Geraten unsere Geheimdienste außer Kontrolle? Entwickeln sie ein unzulässiges Eigenleben? Nach dem Wirbel um die Rolle des BND im Irak-Krieg, seiner Beteiligung an Verhören deutscher Staatsbürger in syrischen Gefängnissen sowie im US-Gefangenenlager Guantanamo und angesichts der Verschleppung des Deutschen al Masri durch den amerikanischen Geheimdienst CIA wird über Rolle und Kontrolle der Geheimdienste diskutiert. Im Streitgespräch mit BLICKPUNKT BUNDESTAG beziehen der CDU/CSUAbgeordnete und frühere Staatsminister Bernd Schmidbauer sowie der innenpolitische Experte der FDP-Bundestagsfraktion Max Stadler Position.
Blickpunkt Bundestag: Herr Schmidbauer, Sie müssen es wissen, denn Sie waren unter Kanzler Kohl sieben Jahre Koordinator der Geheimdienste: Sind diese Dienste unter dem Druck der Terrorbekämpfung außer Kontrolle geraten?
Bernd Schmidbauer: Das sehe ich nicht so. Aber die Welt hat sich verändert: Der Fall des Eisernen Vorhangs, der Zusammenbruch der östlichen Nachrichtendienste, das Erstarken des internationalen Terrors – all das erfordert veränderte Nachrichtendienste. Sie müssen sich der neuen Lage anpassen, dürfen dabei aber nicht unkontrollierbar werden.
Blickpunkt: Sind denn Fehlentwicklungen zu kritisieren, Herr Stadler?

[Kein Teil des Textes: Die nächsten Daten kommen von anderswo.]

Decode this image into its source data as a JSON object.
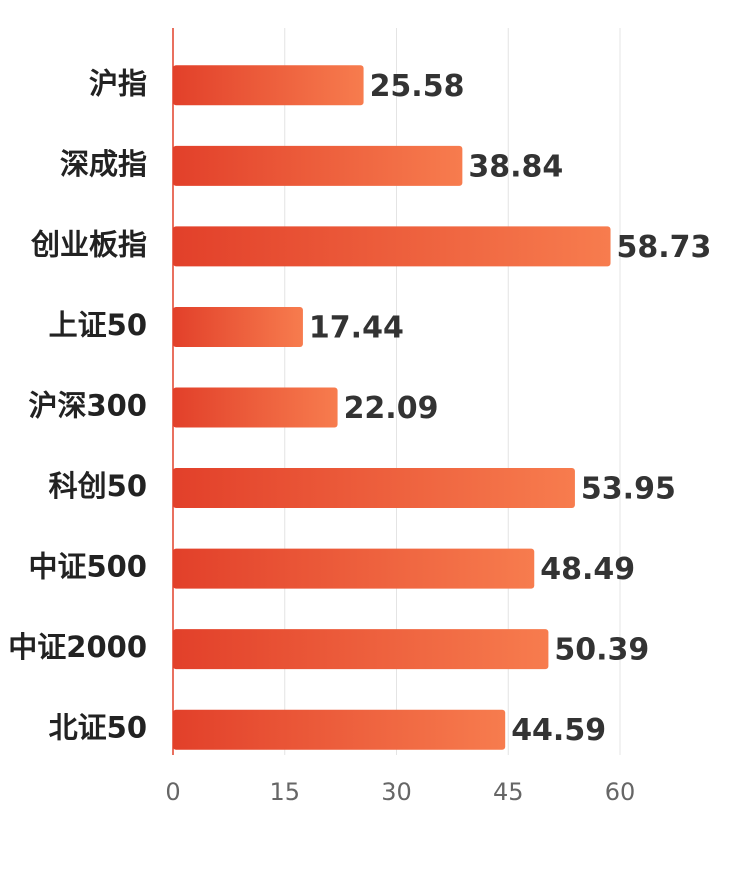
{
  "chart_data": {
    "type": "bar",
    "orientation": "horizontal",
    "categories": [
      "沪指",
      "深成指",
      "创业板指",
      "上证50",
      "沪深300",
      "科创50",
      "中证500",
      "中证2000",
      "北证50"
    ],
    "values": [
      25.58,
      38.84,
      58.73,
      17.44,
      22.09,
      53.95,
      48.49,
      50.39,
      44.59
    ],
    "color": [
      "#e2402a",
      "#f77c4e"
    ],
    "xlim": [
      0,
      60
    ],
    "xticks": [
      0,
      15,
      30,
      45,
      60
    ],
    "grid": true
  }
}
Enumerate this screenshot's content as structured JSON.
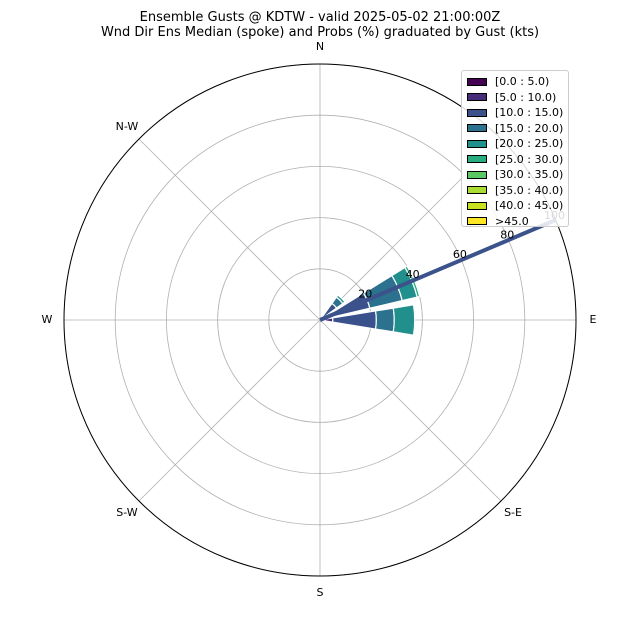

Max Stadler: Ja, die sehe ich durchaus. Allerdings weniger bei den Diensten selbst. Ein sonderliches Eigenleben kann ich dort nicht feststellen. Meine Sorge ist allerdings, dass die Politik unter den veränderten Herausforderungen nicht die richtigen Rahmenbedingungen vorgegeben hat. Ich wünsche mir hier klarere Vorgaben. Die Dienste müssen präzise wissen, was sie dürfen und was nicht.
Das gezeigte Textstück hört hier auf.